I find this quite disturbing and I’m keen to understand more about why it’s happening.
I know that some of the business owners concerned are disappointed that they have not seen an increase in sales – in 3 months from starting at nothing!! A little unrealistic given that it’s widely accepted that it may take several months, or over a year, for a social media campaign to start producing appreciable benefits! Similarly, another business owner complained that he had not seen the increase in traffic to his website that he had been expecting, over a similar time frame! Another example of unrealistic timescales, I would suggest!
I think that it is the unrealistic expectations of many business owners that are at the root of the perceived problems with social media marketing campaigns. I read recently that 87% of European social media projects fail to live up to expectation (http://www.creamglobal.com/17799/24163/the-secret-of-social-media-success-%281%29) and this can only be because this expectation was not married to realism when the project was planned and launched.
A good social media manager will find out what a business sees as a priority in terms of results from a social media campaign and will then put a strategy in place to achieve this. They will also explain that results will very often take time to achieve and cannot be guaranteed. However, they will do all they can to ensure that the desired results are achieved, tweaking the approach as the campaign progresses to ensure it stays on track. They will also take advantage of all the advances in the ever-changing world of social media in order to perfect their client’s campaign.

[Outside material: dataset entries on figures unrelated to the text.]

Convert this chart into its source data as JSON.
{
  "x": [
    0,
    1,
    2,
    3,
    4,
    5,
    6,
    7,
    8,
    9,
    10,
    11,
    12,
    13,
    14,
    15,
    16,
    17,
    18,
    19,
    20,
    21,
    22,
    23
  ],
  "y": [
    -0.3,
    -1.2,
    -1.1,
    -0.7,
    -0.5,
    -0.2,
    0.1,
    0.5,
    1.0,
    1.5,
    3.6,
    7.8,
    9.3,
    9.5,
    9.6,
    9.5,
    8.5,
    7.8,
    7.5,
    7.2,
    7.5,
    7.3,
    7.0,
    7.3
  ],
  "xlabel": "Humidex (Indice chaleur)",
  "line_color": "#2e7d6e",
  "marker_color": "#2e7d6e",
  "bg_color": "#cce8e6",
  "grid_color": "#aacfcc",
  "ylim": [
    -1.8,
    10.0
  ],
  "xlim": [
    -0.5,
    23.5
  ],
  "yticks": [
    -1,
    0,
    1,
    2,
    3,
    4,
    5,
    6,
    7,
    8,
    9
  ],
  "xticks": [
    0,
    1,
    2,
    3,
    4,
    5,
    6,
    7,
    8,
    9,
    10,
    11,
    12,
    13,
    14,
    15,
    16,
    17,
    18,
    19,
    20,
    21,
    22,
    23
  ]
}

Some business owners, however, as we all know, just will not take the advice offered on board. They will expect the largely unattainable whatever they are advised to the contrary. But why do they have this mindset? Would they take this stance about a leafleting campaign or promotion via adverts in a local magazine? Maybe it is the mystery, hype and excitement that surrounds this ‘new’ way of marketing that leads to some seeing it as the Holy Grail of all marketing. What a shame! This approach will blind business owners to the true, remarkable potential that using social media has to bring success to their businesses.
The point is that social media is where people are at – over 30 million of us in the UK are now on Facebook, it was announced recently. If business owners decide to stop using social media after a mismatch of results to expectation, they are then depriving their business of a huge chunk of marketing potential. Social media is not going to go away – it is going to do exactly the opposite as the revolution continues to grow in power and reach.
I would suggest that a large number of ‘it’s like this’ conversations need to be taking place sooner rather than later in order that business owners who did see the potential of social media and take the plunge are not then left out in the cold whilst all their competitors jump in and reap the benefits that a properly planned social media strategy can afford.